Traveling north from PA 18, PA 158 heads through a rural area of northern Lawrence County that is home to an Amish community and into the borough of New Wilmington, where it passes Westminster College and intersects with PA 208. The two routes briefly overlap eastbound; at the intersection with PA 956, the concurrency ends, and PA 158 continues northward.

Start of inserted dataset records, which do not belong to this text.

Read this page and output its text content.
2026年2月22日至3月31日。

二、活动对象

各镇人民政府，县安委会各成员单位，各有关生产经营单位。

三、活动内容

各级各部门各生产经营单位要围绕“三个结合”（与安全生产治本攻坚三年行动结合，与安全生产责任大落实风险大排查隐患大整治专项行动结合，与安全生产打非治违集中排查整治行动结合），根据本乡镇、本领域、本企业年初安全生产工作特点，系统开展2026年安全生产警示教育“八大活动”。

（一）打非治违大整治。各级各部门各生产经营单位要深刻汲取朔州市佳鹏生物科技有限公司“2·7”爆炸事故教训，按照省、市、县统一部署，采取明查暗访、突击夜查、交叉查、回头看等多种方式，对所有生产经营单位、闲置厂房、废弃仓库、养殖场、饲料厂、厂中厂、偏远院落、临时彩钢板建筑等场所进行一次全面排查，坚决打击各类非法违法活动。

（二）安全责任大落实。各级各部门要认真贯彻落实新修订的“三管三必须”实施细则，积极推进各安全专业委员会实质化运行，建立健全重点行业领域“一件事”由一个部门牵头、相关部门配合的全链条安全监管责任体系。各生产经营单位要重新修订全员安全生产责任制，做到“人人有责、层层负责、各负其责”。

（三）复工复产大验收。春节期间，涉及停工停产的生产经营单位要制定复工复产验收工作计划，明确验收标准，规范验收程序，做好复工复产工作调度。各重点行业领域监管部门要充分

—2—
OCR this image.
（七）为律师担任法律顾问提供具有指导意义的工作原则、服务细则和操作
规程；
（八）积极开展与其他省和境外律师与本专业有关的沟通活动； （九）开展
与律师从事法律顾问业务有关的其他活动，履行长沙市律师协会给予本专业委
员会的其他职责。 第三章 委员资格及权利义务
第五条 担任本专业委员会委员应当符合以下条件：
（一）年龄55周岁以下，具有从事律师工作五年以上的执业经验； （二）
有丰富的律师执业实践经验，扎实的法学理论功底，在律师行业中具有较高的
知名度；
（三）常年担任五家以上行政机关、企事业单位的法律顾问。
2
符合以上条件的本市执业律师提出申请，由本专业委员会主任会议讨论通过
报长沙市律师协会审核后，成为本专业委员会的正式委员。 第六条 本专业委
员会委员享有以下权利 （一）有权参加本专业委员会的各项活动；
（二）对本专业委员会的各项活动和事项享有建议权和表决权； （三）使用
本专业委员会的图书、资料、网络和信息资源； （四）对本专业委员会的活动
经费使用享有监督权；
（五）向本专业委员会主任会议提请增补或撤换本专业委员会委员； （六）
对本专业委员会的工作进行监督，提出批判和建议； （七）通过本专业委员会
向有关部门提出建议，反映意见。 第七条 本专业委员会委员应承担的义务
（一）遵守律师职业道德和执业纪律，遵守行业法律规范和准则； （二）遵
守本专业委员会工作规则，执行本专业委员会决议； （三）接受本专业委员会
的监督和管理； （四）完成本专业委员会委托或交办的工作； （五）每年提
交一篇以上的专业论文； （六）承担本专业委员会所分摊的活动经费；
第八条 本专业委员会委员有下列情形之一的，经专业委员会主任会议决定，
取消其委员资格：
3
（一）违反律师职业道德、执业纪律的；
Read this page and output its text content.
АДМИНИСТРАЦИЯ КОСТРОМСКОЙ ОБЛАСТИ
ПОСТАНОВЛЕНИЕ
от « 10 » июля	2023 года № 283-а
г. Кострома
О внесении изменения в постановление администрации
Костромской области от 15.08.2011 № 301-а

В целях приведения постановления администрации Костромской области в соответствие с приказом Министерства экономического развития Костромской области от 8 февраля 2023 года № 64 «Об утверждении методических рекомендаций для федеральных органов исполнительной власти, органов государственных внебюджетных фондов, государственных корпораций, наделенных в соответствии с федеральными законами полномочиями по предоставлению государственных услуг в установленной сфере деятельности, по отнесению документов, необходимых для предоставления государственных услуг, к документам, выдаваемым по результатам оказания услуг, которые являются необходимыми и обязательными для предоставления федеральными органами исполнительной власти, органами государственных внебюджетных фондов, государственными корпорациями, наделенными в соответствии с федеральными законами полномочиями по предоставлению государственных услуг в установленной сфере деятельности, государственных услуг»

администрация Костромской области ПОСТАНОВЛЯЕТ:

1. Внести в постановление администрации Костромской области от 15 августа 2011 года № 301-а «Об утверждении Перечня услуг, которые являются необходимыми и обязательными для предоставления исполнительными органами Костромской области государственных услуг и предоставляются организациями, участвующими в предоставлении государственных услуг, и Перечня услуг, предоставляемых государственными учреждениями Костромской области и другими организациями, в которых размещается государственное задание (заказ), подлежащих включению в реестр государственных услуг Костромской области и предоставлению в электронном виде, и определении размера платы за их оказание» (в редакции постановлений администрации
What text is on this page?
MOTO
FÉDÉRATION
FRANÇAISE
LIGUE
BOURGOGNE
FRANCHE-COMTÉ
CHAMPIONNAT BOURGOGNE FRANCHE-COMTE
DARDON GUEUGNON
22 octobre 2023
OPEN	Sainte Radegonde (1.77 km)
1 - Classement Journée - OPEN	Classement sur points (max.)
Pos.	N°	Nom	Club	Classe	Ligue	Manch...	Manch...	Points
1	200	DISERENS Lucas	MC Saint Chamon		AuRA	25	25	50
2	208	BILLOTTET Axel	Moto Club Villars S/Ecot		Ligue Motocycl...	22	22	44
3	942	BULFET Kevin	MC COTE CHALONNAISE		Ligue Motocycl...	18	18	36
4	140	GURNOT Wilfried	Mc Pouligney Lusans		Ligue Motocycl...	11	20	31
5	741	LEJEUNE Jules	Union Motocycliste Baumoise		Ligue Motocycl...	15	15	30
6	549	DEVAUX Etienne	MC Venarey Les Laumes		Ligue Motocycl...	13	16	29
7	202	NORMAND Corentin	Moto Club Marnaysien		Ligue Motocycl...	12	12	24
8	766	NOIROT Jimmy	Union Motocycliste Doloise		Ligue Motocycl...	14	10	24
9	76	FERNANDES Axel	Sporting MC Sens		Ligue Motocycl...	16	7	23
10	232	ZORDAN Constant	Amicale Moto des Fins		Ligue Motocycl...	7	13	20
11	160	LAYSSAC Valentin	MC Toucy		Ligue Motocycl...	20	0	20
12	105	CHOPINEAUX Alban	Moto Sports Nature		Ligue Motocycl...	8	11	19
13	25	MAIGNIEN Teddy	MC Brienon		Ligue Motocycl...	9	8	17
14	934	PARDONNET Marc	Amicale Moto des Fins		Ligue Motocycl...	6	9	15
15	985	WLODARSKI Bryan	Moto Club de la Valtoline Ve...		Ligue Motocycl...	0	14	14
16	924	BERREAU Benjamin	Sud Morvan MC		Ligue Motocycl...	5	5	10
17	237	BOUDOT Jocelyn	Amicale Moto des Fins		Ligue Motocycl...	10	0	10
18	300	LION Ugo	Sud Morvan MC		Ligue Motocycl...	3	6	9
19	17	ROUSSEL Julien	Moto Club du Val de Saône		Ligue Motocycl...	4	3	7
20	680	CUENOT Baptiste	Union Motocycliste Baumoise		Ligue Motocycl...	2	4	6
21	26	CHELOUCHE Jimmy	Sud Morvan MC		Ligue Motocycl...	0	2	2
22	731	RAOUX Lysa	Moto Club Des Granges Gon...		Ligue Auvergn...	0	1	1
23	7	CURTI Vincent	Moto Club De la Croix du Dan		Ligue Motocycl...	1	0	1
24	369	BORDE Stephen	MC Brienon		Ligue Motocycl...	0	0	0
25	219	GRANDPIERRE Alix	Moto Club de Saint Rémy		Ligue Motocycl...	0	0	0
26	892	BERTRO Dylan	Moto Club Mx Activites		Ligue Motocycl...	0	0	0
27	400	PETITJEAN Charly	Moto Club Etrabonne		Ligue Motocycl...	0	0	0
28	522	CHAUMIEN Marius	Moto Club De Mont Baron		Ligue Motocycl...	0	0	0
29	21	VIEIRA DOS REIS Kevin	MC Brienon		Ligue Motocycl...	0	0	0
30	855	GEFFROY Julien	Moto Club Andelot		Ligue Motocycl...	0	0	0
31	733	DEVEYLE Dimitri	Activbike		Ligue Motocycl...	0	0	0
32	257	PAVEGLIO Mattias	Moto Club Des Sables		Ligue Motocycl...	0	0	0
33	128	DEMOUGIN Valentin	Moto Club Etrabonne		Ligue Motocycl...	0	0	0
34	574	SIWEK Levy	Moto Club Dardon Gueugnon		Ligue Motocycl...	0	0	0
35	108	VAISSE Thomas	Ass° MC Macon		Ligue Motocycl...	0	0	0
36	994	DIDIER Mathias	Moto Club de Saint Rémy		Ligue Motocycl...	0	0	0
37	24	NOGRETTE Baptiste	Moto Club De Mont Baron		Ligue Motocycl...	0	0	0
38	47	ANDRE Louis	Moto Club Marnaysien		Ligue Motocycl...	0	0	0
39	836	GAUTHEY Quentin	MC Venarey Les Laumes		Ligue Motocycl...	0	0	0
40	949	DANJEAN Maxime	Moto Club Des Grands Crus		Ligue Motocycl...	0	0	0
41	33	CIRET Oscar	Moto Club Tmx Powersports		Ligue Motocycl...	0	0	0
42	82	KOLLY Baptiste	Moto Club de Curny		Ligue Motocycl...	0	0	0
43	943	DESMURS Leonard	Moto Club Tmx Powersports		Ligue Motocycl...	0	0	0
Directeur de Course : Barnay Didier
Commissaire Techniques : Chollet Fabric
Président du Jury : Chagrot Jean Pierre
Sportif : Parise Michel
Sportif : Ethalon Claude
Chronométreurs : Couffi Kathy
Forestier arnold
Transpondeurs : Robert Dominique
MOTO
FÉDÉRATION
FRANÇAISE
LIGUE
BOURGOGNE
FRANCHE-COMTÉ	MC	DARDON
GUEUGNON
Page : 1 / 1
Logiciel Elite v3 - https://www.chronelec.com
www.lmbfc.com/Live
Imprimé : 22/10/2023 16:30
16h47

As it leaves the borough, it enters Mercer County and winds northeasterly through rural countryside nearly 6 mi before it passes over I-80. Approximately 3 mi later, the route enters the borough of Mercer, where it meets the eastern terminus of PA 318 just one block before its own northern terminus at the US 62/PA 258 concurrency.

==History==
In 1927, what is now PA 158 was originally designated part of PA 18. A year later, the road was signed as PA 158 when PA 18 was moved to its current alignment between PA 158 and Greenville.

==Major intersections==

County: Location; mi; km; Destinations; Notes
Lawrence: Wilmington Township; 0.000; 0.000; PA 18 – New Castle; Southern terminus of PA 158
New Wilmington: 2.786; 4.484; PA 208 west (Neshannock Avenue) / New Castle Street – Pulaski; Western terminus of PA 208 concurrency
2.912: 4.686; PA 208 east (Neshannock Avenue) / PA 956 south (South Market Street) – Volant, Harlansburg; Eastern terminus of PA 208 concurrency; northern terminus of PA 956
Mercer: Mercer; 11.757; 18.921; PA 318 west (West Butler Street); Eastern terminus of PA 318
11.864: 19.093; US 62 / PA 258 – Hermitage, Sharon; Northern terminus of PA 158
1.000 mi = 1.609 km; 1.000 km = 0.621 mi Concurrency terminus;

==PA 158 Alternate Truck==

Pennsylvania Route 158 Alternate Truck was a truck route around a weight-restricted bridge over the Brandy Run on which trucks over 28 tons and combination loads over 37 tons were prohibited in Mercer, Pennsylvania. The route followed PA 208, US 19, and US 62. It was signed in 2013. The bridge was completely reconstructed in 2020, and the route was deleted as a result.